Somos Tão Jovens


Contrariando a maioria das críticas negativas, a minha impressão sobre o filme Somos Tão Jovens (2013), do diretor Antonio Carlos da Fontoura, é totalmente positiva.


O que de fato, tem desgostado crítica e público é o fato de o longa não atingir ápice em certos momentos esperados, principalmente no âmbito da vida pessoal de Renato Russo. Mas é isso o que realmente me encanta. Não é como em 2 Filhos de Francisco (2005), por exemplo, onde o que é realmente importante na narrativa é a vida pessoal dos cantores, é uma biografia certinha, com toda a narrativa cronológica da vida de  Zezé e Luciano, o nascer, crescer e fazer muito sucesso.  Em Somos Tão Jovens, o que importa é carreira de Renato e como aprofundou seu interesse por música - em 1975, aos quinze anos, fora diagnosticado como portador da epifisiólise, uma doença óssea. Ao saber do resultado, os médicos submeteram-no a uma cirurgia para implantação de três pinos de platina na bacia. Ele sofreu duramente a enfermidade, tendo que ficar seis meses na cama, quase sem movimentos. Durante o período de tratamento dedicou-se quase que integralmente a ouvir música, iniciando sua extensa coleção de discos dos mais variados estilos. - Alegou que este período fora determinante na formação de sua musicalidade.  O que move a história é a música na vida de Russo, o que interessa é a poética da coisa. É a música que conduz tudo. A vida pessoal fica apenas como coadjuvante da história, contribuindo para ilustrar como foram pensadas cada composição do cantor. É emocionante ver como as letras de canções tão famosas faziam tanto sentido no contexto e nas fases da vida do astro. Aliás, esse é outro ponto a favor da obra, as músicas do Legião Urbana que torna tudo ainda mais envolvente. É impressionante como eu arrepiava a cada trilha.



Também aborda fatos curiosos de sua vida pessoal, como o porquê de escolher seu nome artístico como Renato Russo, visto que seu nome de batismo era Renato Manfredini Júnior e o período em que ficou conhecido como O Trovador Solitário.


A obra audiovisual também, com certeza, não é cópia de Cazuza - O Tempo Não Pára (2004) - que inclusive também teve sua vida pessoal em destaque em detrimento da música) -, como muitos afirmam, é só que ambos tem algo em comum: uma vida de amor pela música, com dilemas, descobertas, breve e eloquente.


E o que muitas pessoas também afirmaram não gostar foi o fato de terem a impressão de que quando a história está começando a chegar no "ápice" no "clímax" o filme acaba.

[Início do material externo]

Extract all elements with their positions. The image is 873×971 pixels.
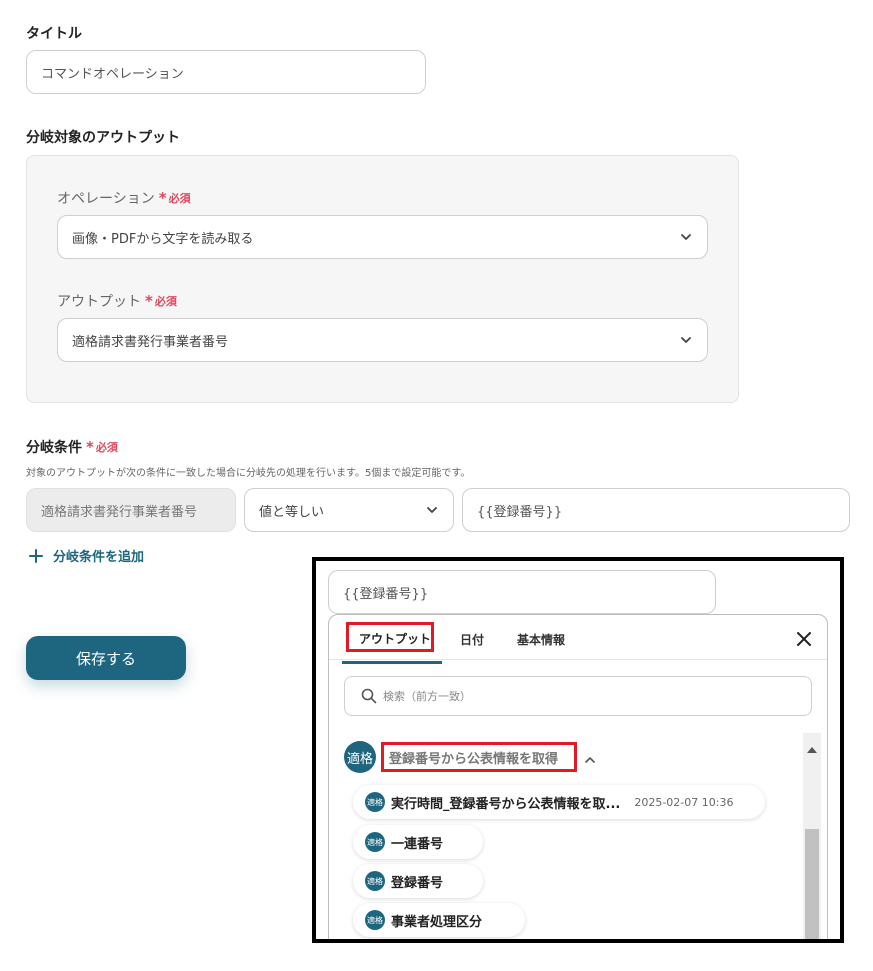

E não é bem isso, é só que o enfoque era a construção do Legião Urbana e, este estava começando a despontar (até onde a trama é relatada). Na minha concepção, o roteirista e o diretor foram muito felizes em escolher esse final, pois não destacou a fase terminal de Renato e sim a estrela que foi, em sua melhor fase, e como contribuiu para a música brasileira, com letras que nos fazem refletir e que faz muito mais sentido ainda nos dias atuais. Também adorei o fato de retratarem como ele era um cara culto, que se preocupava com o mundo e as mazelas ao seu redor. E que juntou suas melhores influências musicais para fundar (talvez) a melhor banda brasileira.


Outro grande trunfo do longa, com certeza, é a atuação de Thiago Mendonça, que com certeza é um ator como muitos gostariam de ser. Ele se entrega ao personagem de Renato Russo e interpreta com uma veracidade assustadora. Emociona e envolve a todos.



O fato de eu ser uma grande fã do Legião Urbana e, principalmente, do Renato Russo não influencia em nada o meu julgamento (juro, rs). E estou aguardando ansiosamente Faroeste Caboclo. Tenho certeza de que será mais um sucesso nacional baseado na obra desse inigualável músico. Renato Russo nunca sairá de moda!